I previously published a little biography about the great Imām Sufyān al-Thawri (radhy Allāhu ‘anhu) which you should all go back and read again just to taste the barakah. The following are a few more statements that give us an insight into the wonderfully pure lives of those greatest generations of our religion.
Imām Sufyān Abu ‘Abdillāh al-Thawri (radhy Allāhu ‘anhu) (died 167 AH), the Leader of the Believers in Hadith, The Ascetic of the Ummah, and its Faqīh, said:
“It used to be said that Good Character extinguishes the Anger of Allah, the Mighty, the Exalted.”
Indicating here not only the great virtue of having good character and manners, and not to under-estimate their worth in the erasing of sins, but also that the Salaf used to consider that they were living in very bad times ie increased fitnah, a lack of sunnah, a lack of good character amongst the people.
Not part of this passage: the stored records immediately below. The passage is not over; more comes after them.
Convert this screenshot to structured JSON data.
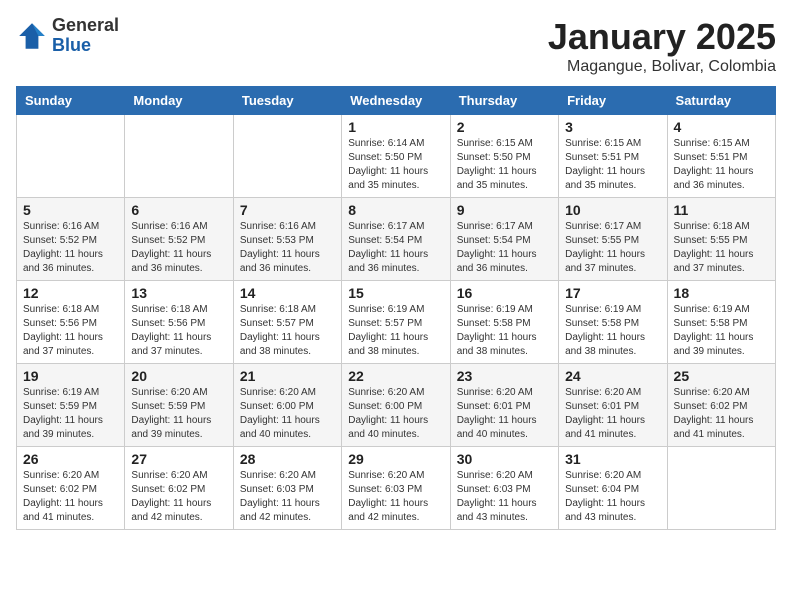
{
  "logo": {
    "general": "General",
    "blue": "Blue"
  },
  "title": "January 2025",
  "location": "Magangue, Bolivar, Colombia",
  "days_of_week": [
    "Sunday",
    "Monday",
    "Tuesday",
    "Wednesday",
    "Thursday",
    "Friday",
    "Saturday"
  ],
  "weeks": [
    [
      {
        "day": "",
        "info": ""
      },
      {
        "day": "",
        "info": ""
      },
      {
        "day": "",
        "info": ""
      },
      {
        "day": "1",
        "info": "Sunrise: 6:14 AM\nSunset: 5:50 PM\nDaylight: 11 hours\nand 35 minutes."
      },
      {
        "day": "2",
        "info": "Sunrise: 6:15 AM\nSunset: 5:50 PM\nDaylight: 11 hours\nand 35 minutes."
      },
      {
        "day": "3",
        "info": "Sunrise: 6:15 AM\nSunset: 5:51 PM\nDaylight: 11 hours\nand 35 minutes."
      },
      {
        "day": "4",
        "info": "Sunrise: 6:15 AM\nSunset: 5:51 PM\nDaylight: 11 hours\nand 36 minutes."
      }
    ],
    [
      {
        "day": "5",
        "info": "Sunrise: 6:16 AM\nSunset: 5:52 PM\nDaylight: 11 hours\nand 36 minutes."
      },
      {
        "day": "6",
        "info": "Sunrise: 6:16 AM\nSunset: 5:52 PM\nDaylight: 11 hours\nand 36 minutes."
      },
      {
        "day": "7",
        "info": "Sunrise: 6:16 AM\nSunset: 5:53 PM\nDaylight: 11 hours\nand 36 minutes."
      },
      {
        "day": "8",
        "info": "Sunrise: 6:17 AM\nSunset: 5:54 PM\nDaylight: 11 hours\nand 36 minutes."
      },
      {
        "day": "9",
        "info": "Sunrise: 6:17 AM\nSunset: 5:54 PM\nDaylight: 11 hours\nand 36 minutes."
      },
      {
        "day": "10",
        "info": "Sunrise: 6:17 AM\nSunset: 5:55 PM\nDaylight: 11 hours\nand 37 minutes."
      },
      {
        "day": "11",
        "info": "Sunrise: 6:18 AM\nSunset: 5:55 PM\nDaylight: 11 hours\nand 37 minutes."
      }
    ],
    [
      {
        "day": "12",
        "info": "Sunrise: 6:18 AM\nSunset: 5:56 PM\nDaylight: 11 hours\nand 37 minutes."
      },
      {
        "day": "13",
        "info": "Sunrise: 6:18 AM\nSunset: 5:56 PM\nDaylight: 11 hours\nand 37 minutes."
      },
      {
        "day": "14",
        "info": "Sunrise: 6:18 AM\nSunset: 5:57 PM\nDaylight: 11 hours\nand 38 minutes."
      },
      {
        "day": "15",
        "info": "Sunrise: 6:19 AM\nSunset: 5:57 PM\nDaylight: 11 hours\nand 38 minutes."
      },
      {
        "day": "16",
        "info": "Sunrise: 6:19 AM\nSunset: 5:58 PM\nDaylight: 11 hours\nand 38 minutes."
      },
      {
        "day": "17",
        "info": "Sunrise: 6:19 AM\nSunset: 5:58 PM\nDaylight: 11 hours\nand 38 minutes."
      },
      {
        "day": "18",
        "info": "Sunrise: 6:19 AM\nSunset: 5:58 PM\nDaylight: 11 hours\nand 39 minutes."
      }
    ],
    [
      {
        "day": "19",
        "info": "Sunrise: 6:19 AM\nSunset: 5:59 PM\nDaylight: 11 hours\nand 39 minutes."
      },
      {
        "day": "20",
        "info": "Sunrise: 6:20 AM\nSunset: 5:59 PM\nDaylight: 11 hours\nand 39 minutes."
      },
      {
        "day": "21",
        "info": "Sunrise: 6:20 AM\nSunset: 6:00 PM\nDaylight: 11 hours\nand 40 minutes."
      },
      {
        "day": "22",
        "info": "Sunrise: 6:20 AM\nSunset: 6:00 PM\nDaylight: 11 hours\nand 40 minutes."
      },
      {
        "day": "23",
        "info": "Sunrise: 6:20 AM\nSunset: 6:01 PM\nDaylight: 11 hours\nand 40 minutes."
      },
      {
        "day": "24",
        "info": "Sunrise: 6:20 AM\nSunset: 6:01 PM\nDaylight: 11 hours\nand 41 minutes."
      },
      {
        "day": "25",
        "info": "Sunrise: 6:20 AM\nSunset: 6:02 PM\nDaylight: 11 hours\nand 41 minutes."
      }
    ],
    [
      {
        "day": "26",
        "info": "Sunrise: 6:20 AM\nSunset: 6:02 PM\nDaylight: 11 hours\nand 41 minutes."
      },
      {
        "day": "27",
        "info": "Sunrise: 6:20 AM\nSunset: 6:02 PM\nDaylight: 11 hours\nand 42 minutes."
      },
      {
        "day": "28",
        "info": "Sunrise: 6:20 AM\nSunset: 6:03 PM\nDaylight: 11 hours\nand 42 minutes."
      },
      {
        "day": "29",
        "info": "Sunrise: 6:20 AM\nSunset: 6:03 PM\nDaylight: 11 hours\nand 42 minutes."
      },
      {
        "day": "30",
        "info": "Sunrise: 6:20 AM\nSunset: 6:03 PM\nDaylight: 11 hours\nand 43 minutes."
      },
      {
        "day": "31",
        "info": "Sunrise: 6:20 AM\nSunset: 6:04 PM\nDaylight: 11 hours\nand 43 minutes."
      },
      {
        "day": "",
        "info": ""
      }
    ]
  ]
}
So if that was then, then what of our situation in these times!? Wa Allahu Musta’ān…
“Increase in (the knowledge of) Hadith as it is a weapon (for you).”
And this was the way of the early people. The strength of the religion was seen as what was authentic to the Prophet (sallallahu ‘alayhi wa sallam), and authenticity in ones worship, was found in these correct traditions (hadith). That is why the Ahl’l-Sunnah have always been considered to be those who followed the People of Hadith.
“Wealth is called Māl because it deviates (yameelu) the hearts.”
Money is of course a necessity for daily life, but it is well known that it takes one away from the worship of Allah if the desire for it is not controlled and one starts to concentrate on increasing one’s wealth by sacrificing all of his precious time in this limited life. And know that wealth is the greatest of temptations, and that is why the māl makes the heart move, or incline, or deviate away (yameelu) from the path of righteousness and piety, except on him whom Allah showers His Mercy upon.
“Whoever is starving and does not ask (for food) and dies thereof, will enter the fire.”
Explaining the true reality of tawakkul and having trust in Allah. It is upon the people to take from the different ways (asbāb) made available to us to get through life safely and healthily, for this is not the religion of monasticism and extremism, but rather the Deen of the middle, balanced way.
“Decrease your fame with the people, and your being slandered will also decrease.”
Wanting to be popular amongst the people is bad enough, with all the risks of falling into Riyā’ and showing off etc, but also, the more well known that you are, the more the people will talk, and the more that people talk, the more they will end up “taking you down”. The Salaf always used to say, “To not be known to anyone is the greatest of blessings.”
“Oh Bikr, take from this world for your body, and from the Hereafter for your heart.”
What is meant here is to take and use just enough of what is necessary from this world from food, drink and clothing, so as to maintain your body and strength in its affairs. As for maintaining and indeed saving your heart, then it should be totally immersed in the remembrance of the Hereafter, and be away from the issues of the dunya. And this is from the greatest of advice.